How are your opinions received by your buyer personas?
This is perhaps the biggest difference I think I have noticed in the past 5 years. In the past I would have said avoid any and all talks about politics. POLITICS. However, social issues that matter to you are and should be fair game. If you're a Green Certified business that believes in sustainability and a healthy environment, its safe to say your customers believe in your mission as much as your products. In this case, its important to speak out and be a thought leader on the subject. Think about sharing content about protests and petitions that your customers can support. There will be a natural alignment with certain pieces of legislation and topics and you should be ok with that.
Tie the Issues to Your Business Mission, Not Personal Agenda
In most instances, your business interest will align with your persona. However, In more than one occasion over the past dozen years of being in business, there have been instances when my personal agenda and business interests are in conflict. In those instances, its important to tread lightly. Businesses that are mission driven attract customers that believe in that mission. Consider stating that mission very conspicuously on your website and marketing material. When creating content online, lead with opinions that have a natural tie to your professional mission. When you're communicating opinions that are clearly motivated by your personal interest and run contrary to your businesses mission, you run the risk of alienating readers and subsequently valuable customers, who don't share your views. It would be a shame to lose a customer this way. Stay away from purely personal rhetoric when possible.

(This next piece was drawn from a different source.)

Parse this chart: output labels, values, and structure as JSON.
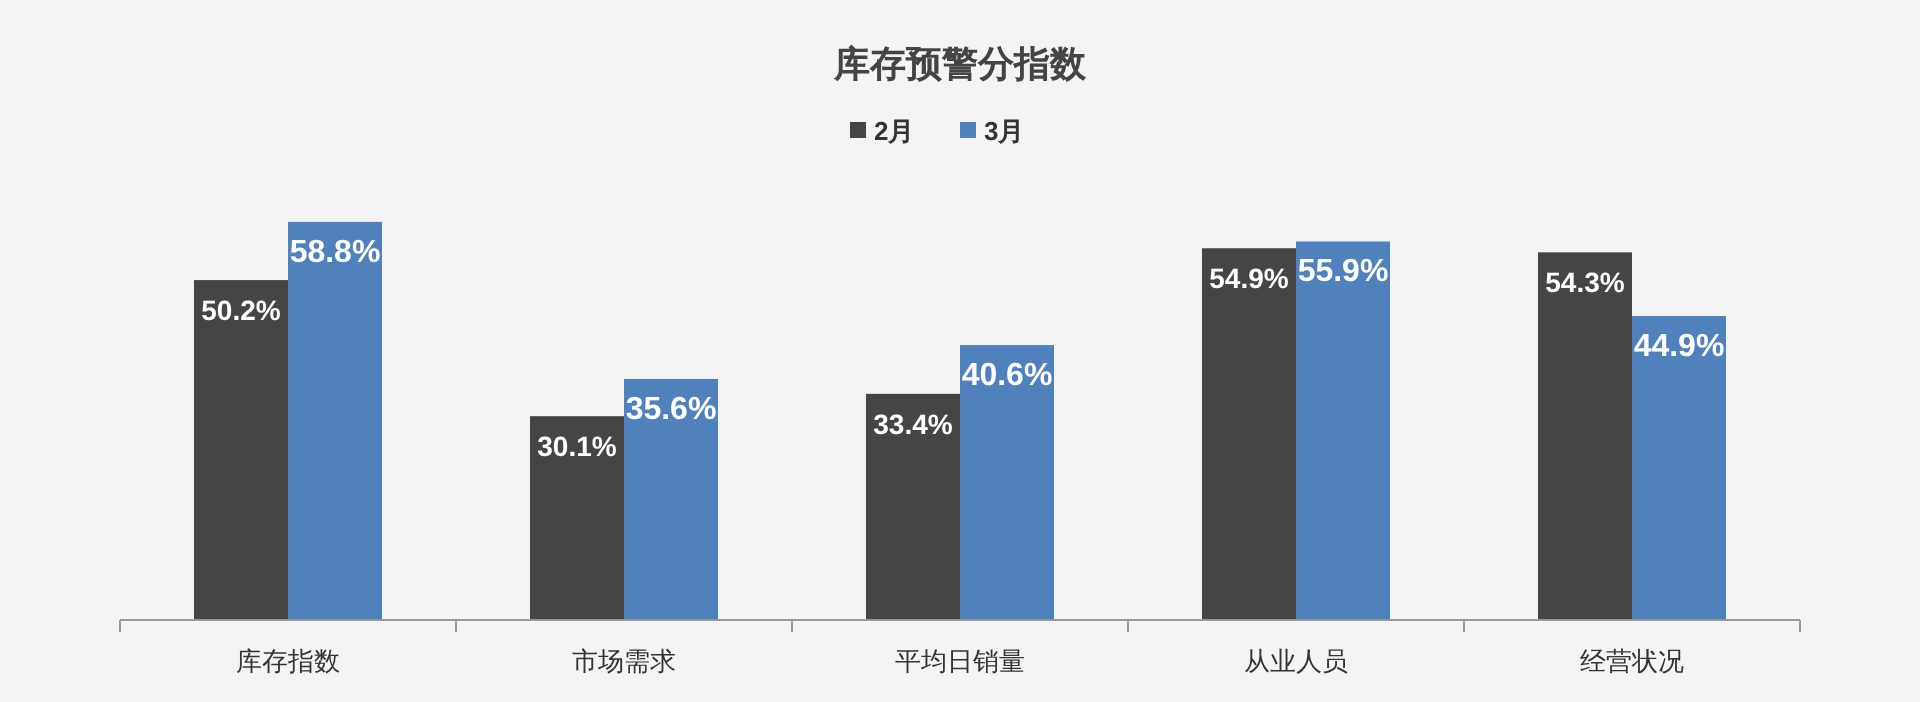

This goes in-line with the first suggestions. Ambiguity is your friend when discussing any political issues. Politicians themselves, use the technique to their advantage a great deal. Try not to address any one politician by name, instead focus on the issues that are important to you. Try to take a broad approach to the subject and take a general stance on the subject. Its ok to use current events and examples within your industry as case studies to illustrate your point but try not to draw lines in the sand.
Avoid Negativity, Be Positive
Its easy to become angry by those things we become passionate about. But how we channel that energy, especially in a blog post or on social media is important and you need to be strategic. If the increasing cost of healthcare is placing a drain on your business, avoid attacking those politicians responsible for the rising costs. Instead, consider being supportive of legislation or causes aimed at fixing the problem. Accentuate the positive, eliminate the negative works online as well.
The larger the company, the more opportunities to piss people off.
Daniel, our company President always uses the expression "heavy is the head that wears the crown." What he means by that is, the larger you grow, the more detractors will be exposed to you. It's the rule of the Ying and Yang really. But most CEOs don't consider or expect that as they grow towards the top. As a leader, you should anticipate that your messaging won't be accepted by everyone and prepare appropriately. Once you start to see haters trolling the comment section of your blog posts, be prepared to moderate them. Like you have answers to FAQs, consider creating common responses to frequently spit hate, venom and bile.
When marketing your business or brand its important to express your personality. People buy from people and buy from people they know. If you hide behind a logo, that logo better have a lot of character if you want it to sell for you. More and more, today's political landscape has become unavoidable online. Conversely, businesses and their missions have become more tied to social issues and thus part of the political discussion. When there's another side, you have controversy. While controversy is great for marketing an opinion blog or a reality show, its an easy way to slice your consumer pool in half. Tread lightly!